May 31, 2007

The Bioethics Quilt Project

Karama Neal sent along some great links about the Bioethics Quilt Project by Muhjah Shakir, assistant professor of occupational therapy and senior scholar at the National Center for Bioethics in Research and Health Care at Tuskegee University. Professor Shakir has been working with the female partners of the men in the U.S. Public Health Service Syphilis Study (Tuskegee) to create a quilt and find out the impact the study had on contemporary women in Tuskegee and Macon County, Alabama.

“I had long since wanted to use quilting as a method to engage a group around,” she said. “The community had a long history of quilting, so the quilt project was a great way to engage the community and learn of the impact of the syphilis study.”

This project involves women between the ages of 55 and 96 meeting twice a week to tell their life stories, create a quilt and journal. Each creates a square to depict how they are feeling. This is designed to develop a capacity for reflection in the women.

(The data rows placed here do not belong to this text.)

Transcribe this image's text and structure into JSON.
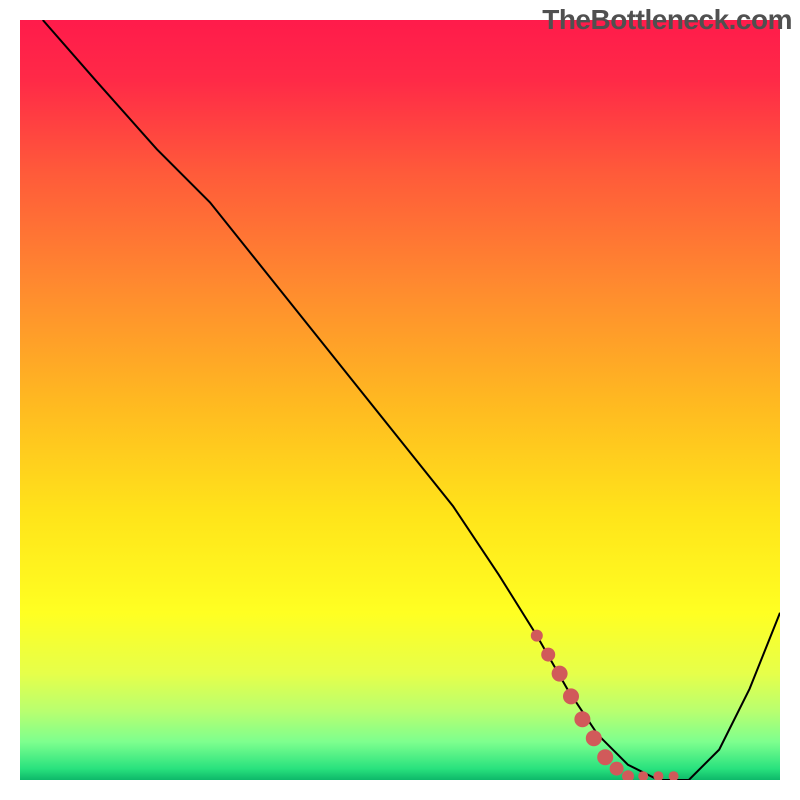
{
  "watermark": "TheBottleneck.com",
  "chart_data": {
    "type": "line",
    "title": "",
    "xlabel": "",
    "ylabel": "",
    "xlim": [
      0,
      100
    ],
    "ylim": [
      0,
      100
    ],
    "gradient_stops": [
      {
        "offset": 0.0,
        "color": "#ff1b4b"
      },
      {
        "offset": 0.08,
        "color": "#ff2a47"
      },
      {
        "offset": 0.2,
        "color": "#ff5a3a"
      },
      {
        "offset": 0.35,
        "color": "#ff8a2f"
      },
      {
        "offset": 0.5,
        "color": "#ffb821"
      },
      {
        "offset": 0.65,
        "color": "#ffe41a"
      },
      {
        "offset": 0.78,
        "color": "#ffff22"
      },
      {
        "offset": 0.86,
        "color": "#e6ff4a"
      },
      {
        "offset": 0.91,
        "color": "#b8ff70"
      },
      {
        "offset": 0.95,
        "color": "#7dff8e"
      },
      {
        "offset": 0.985,
        "color": "#29e27e"
      },
      {
        "offset": 1.0,
        "color": "#0db869"
      }
    ],
    "series": [
      {
        "name": "bottleneck-curve",
        "color": "#000000",
        "width": 2,
        "x": [
          3,
          10,
          18,
          25,
          33,
          41,
          49,
          57,
          63,
          68,
          72,
          76,
          80,
          84,
          88,
          92,
          96,
          100
        ],
        "y": [
          100,
          92,
          83,
          76,
          66,
          56,
          46,
          36,
          27,
          19,
          12,
          6,
          2,
          0,
          0,
          4,
          12,
          22
        ]
      }
    ],
    "markers": {
      "name": "highlight-segment",
      "color": "#d15a5a",
      "points": [
        {
          "x": 68,
          "y": 19,
          "r": 6
        },
        {
          "x": 69.5,
          "y": 16.5,
          "r": 7
        },
        {
          "x": 71,
          "y": 14,
          "r": 8
        },
        {
          "x": 72.5,
          "y": 11,
          "r": 8
        },
        {
          "x": 74,
          "y": 8,
          "r": 8
        },
        {
          "x": 75.5,
          "y": 5.5,
          "r": 8
        },
        {
          "x": 77,
          "y": 3,
          "r": 8
        },
        {
          "x": 78.5,
          "y": 1.5,
          "r": 7
        },
        {
          "x": 80,
          "y": 0.5,
          "r": 6
        },
        {
          "x": 82,
          "y": 0.5,
          "r": 5
        },
        {
          "x": 84,
          "y": 0.5,
          "r": 5
        },
        {
          "x": 86,
          "y": 0.5,
          "r": 5
        }
      ]
    }
  }
}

Shakir said the squares vary in their symbolism and meaning. “Each square tells a particular story from the woman’s own perspective,” she said. “The quilting has become a community narrative of Tuskegee.”

You can also hear both Professor Shakir and Harriet Washington, the author of Medical Apartheid: The Dark History of Medical Experimentation on Black Americans from Colonial Times to the Present discuss the history of experimentation on black Americans, as well as how the quilt project heals old wounds via art.